Globalement en accord avec les définitions de Bernard Friot tout en y intégrant certaines nuances :
- Les travailleurs ne sont jamais totalement dépossédés de leur travail, il existe toujours des marges de manœuvre pour se l’approprier (pratiques de terrain, action syndicale…),
- Le capital ne peut pas prescrire toutes les activités directement. Des pans entiers de l’activité lui échappent comme la sécurité sociale, la fonction publique, l’associatif et, dans une certaine mesure, l’économie sociale et solidaire,
- Des résistances à cette définition du travail se retrouvent partout,
- Il existe des freins institutionnels importants comme le code du travail, les CHSCT.

Le hors-travail est tout ce qui n’est pas prescrit par un employeur. Il est à la fois utile et inutile à la société. Le droit à l’oisiveté est fondamental car il permet d’être, à d’autres moments, productifs au travail. Il faut garantir des droits en contrepartie de notre travail : se nourrir, se loger, se déplacer, se chauffer, se cultiver, avoir des loisirs…

Lorsqu’il s’agit de rémunération, le capital vise à dissocier strictement les sphères du travail et du hors-travail afin de ne pas avoir à assumer d’externalités (conséquences de l’activité) : santé, chômage, retraite, écologie, etc.

tableau récapitulatif




Travail
Hors-travail
proposition
Pierre Zarka
Tout service rendu à la collectivité.
Pas de distinction claire entre le travail et le hors-travail.

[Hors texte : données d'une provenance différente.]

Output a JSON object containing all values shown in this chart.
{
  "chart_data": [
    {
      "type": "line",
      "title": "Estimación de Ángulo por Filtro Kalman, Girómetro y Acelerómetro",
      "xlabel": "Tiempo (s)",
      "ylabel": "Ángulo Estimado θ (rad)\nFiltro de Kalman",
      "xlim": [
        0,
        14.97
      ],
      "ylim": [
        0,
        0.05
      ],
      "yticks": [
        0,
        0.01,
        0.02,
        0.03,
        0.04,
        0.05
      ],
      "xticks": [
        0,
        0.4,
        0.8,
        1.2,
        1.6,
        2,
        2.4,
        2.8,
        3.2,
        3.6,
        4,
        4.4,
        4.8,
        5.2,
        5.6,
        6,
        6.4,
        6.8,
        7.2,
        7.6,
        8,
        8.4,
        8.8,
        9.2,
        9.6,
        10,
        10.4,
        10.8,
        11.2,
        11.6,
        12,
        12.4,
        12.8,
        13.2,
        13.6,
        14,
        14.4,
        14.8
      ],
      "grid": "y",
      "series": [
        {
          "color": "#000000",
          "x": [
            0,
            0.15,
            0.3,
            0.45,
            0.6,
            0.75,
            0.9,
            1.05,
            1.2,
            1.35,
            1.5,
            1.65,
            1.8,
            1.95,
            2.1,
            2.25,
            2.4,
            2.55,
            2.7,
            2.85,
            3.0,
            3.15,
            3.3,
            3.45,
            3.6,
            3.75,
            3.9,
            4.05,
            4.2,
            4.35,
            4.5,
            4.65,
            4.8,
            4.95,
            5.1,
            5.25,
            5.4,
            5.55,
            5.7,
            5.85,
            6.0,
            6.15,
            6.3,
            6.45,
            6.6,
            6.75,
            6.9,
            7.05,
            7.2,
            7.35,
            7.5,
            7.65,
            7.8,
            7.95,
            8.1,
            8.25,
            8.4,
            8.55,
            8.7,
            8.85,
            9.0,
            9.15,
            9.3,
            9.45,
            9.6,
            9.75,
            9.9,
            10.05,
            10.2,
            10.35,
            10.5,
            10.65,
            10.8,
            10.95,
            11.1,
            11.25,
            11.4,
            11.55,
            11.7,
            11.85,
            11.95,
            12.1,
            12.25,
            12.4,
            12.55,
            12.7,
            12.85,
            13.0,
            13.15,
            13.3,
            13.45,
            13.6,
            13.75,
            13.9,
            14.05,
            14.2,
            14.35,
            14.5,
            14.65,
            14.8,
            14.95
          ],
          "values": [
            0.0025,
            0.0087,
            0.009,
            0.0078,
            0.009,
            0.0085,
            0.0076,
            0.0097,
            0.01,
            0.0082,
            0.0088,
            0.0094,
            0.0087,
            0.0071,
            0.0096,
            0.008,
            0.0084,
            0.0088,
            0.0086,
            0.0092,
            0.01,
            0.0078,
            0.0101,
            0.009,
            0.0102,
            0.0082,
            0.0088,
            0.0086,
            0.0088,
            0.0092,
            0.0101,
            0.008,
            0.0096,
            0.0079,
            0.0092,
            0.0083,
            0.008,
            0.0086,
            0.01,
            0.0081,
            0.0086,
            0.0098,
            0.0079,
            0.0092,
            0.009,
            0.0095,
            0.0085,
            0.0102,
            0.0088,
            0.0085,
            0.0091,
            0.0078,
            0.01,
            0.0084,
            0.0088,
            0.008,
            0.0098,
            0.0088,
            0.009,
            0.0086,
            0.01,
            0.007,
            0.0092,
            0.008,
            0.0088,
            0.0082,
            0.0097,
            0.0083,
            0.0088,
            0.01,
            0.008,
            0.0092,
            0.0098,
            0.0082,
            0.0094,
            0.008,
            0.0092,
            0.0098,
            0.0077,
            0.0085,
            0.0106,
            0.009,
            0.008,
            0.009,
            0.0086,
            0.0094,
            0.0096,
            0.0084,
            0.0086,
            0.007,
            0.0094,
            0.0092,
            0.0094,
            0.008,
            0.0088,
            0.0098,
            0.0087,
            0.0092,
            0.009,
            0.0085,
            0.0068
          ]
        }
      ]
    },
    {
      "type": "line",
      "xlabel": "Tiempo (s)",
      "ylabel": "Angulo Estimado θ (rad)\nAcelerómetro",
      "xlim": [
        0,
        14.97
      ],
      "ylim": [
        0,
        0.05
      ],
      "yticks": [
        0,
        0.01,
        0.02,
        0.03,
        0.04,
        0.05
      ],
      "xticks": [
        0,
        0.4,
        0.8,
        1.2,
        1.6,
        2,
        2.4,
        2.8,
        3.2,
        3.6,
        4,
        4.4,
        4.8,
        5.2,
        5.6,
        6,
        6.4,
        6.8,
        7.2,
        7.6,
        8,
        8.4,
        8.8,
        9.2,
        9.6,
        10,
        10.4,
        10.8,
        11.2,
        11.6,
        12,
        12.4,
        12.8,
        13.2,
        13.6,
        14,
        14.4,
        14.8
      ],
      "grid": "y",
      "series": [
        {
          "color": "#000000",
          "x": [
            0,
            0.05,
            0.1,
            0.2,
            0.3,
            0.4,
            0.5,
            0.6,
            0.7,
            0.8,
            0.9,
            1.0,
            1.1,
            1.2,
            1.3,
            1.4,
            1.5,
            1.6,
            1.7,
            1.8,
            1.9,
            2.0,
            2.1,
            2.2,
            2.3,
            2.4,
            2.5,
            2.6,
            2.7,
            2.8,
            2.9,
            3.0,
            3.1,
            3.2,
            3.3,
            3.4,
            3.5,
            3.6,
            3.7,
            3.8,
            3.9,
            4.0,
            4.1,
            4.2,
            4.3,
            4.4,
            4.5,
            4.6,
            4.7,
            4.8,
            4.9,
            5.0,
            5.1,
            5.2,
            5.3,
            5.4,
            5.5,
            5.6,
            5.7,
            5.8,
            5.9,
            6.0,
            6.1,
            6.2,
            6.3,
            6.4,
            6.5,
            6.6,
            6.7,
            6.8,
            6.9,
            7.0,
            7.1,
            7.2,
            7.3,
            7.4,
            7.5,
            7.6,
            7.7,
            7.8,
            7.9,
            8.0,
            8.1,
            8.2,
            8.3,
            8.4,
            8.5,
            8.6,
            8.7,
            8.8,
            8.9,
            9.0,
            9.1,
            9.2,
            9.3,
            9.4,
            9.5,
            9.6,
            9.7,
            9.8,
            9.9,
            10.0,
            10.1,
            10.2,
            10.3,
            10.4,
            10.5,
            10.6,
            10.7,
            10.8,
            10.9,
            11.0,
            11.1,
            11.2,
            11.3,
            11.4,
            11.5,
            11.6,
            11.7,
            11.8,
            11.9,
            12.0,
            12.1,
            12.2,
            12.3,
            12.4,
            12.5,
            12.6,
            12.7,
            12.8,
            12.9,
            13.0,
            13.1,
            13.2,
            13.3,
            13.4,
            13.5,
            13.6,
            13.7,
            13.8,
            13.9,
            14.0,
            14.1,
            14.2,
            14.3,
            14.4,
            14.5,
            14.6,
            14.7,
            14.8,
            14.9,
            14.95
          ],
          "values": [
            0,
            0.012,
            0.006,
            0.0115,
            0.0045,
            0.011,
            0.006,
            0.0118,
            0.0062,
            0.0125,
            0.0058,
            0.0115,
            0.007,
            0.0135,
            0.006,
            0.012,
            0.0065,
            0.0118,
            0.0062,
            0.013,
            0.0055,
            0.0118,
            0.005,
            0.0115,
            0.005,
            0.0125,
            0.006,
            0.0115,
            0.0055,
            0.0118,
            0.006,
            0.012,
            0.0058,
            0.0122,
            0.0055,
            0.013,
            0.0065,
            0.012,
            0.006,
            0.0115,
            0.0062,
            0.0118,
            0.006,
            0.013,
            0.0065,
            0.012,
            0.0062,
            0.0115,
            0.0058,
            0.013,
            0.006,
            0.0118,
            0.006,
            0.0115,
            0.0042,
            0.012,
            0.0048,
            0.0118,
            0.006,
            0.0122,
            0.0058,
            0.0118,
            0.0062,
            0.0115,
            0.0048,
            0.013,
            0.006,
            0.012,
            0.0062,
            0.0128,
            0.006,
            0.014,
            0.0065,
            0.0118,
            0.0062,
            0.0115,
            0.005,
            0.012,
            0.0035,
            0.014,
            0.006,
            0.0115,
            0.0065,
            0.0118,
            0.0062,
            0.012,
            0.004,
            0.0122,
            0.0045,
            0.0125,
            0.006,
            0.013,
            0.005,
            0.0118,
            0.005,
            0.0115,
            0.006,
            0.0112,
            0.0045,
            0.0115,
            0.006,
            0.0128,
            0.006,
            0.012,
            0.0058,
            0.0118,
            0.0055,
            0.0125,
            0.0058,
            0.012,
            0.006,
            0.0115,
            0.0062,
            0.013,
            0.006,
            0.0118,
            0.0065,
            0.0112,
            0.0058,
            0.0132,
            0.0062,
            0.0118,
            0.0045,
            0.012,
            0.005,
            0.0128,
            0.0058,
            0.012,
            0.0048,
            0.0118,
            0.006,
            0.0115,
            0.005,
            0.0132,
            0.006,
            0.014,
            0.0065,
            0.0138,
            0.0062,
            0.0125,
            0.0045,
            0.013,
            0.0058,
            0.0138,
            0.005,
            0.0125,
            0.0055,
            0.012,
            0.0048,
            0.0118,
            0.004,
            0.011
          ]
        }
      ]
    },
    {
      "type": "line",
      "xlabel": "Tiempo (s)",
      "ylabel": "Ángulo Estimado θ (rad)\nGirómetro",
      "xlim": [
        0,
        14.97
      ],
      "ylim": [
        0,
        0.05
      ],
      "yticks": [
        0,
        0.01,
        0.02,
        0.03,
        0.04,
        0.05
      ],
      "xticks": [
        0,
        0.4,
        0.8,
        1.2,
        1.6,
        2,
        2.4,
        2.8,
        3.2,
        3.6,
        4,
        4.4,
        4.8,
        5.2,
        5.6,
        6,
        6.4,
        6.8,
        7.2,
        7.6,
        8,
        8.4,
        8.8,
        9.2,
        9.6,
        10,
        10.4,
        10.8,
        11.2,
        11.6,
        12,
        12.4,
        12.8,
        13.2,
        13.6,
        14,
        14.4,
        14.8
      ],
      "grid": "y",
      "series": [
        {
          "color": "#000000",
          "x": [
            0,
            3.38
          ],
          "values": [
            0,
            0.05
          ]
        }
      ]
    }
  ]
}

Toutes les pratiques sociales du hors-travail sont mobilisées dans le travail.
Il faut dépasser le salariat pour reconnaître l’unité de l’activité humaine.
Bernard Friot
Le travail est socialement déterminé. En régime capitaliste, c’est l’ensemble des activités donnant lieux à un profit.
Le hors-travail est largement déterminé par le travail. C’est un temps non reconnu et non rémunéré qui est pourtant abondamment utilisé pour satisfaire aux exigences du travail.
Il faut redéfinir le travail à partir de critères sociaux et environnementaux, ce qui nécessitera un salaire à vie.
Benoît Borrits
Le travail est l’objet d’une lutte permanente pour sa définition entre les intérêts opposés du patronat et des salariés.
Le hors-travail est tout ce qui n’est pas prescrit par un employeur. Il est productif, ou non.
Il est important de garantir des droits fondamentaux en échange de tous les temps productifs.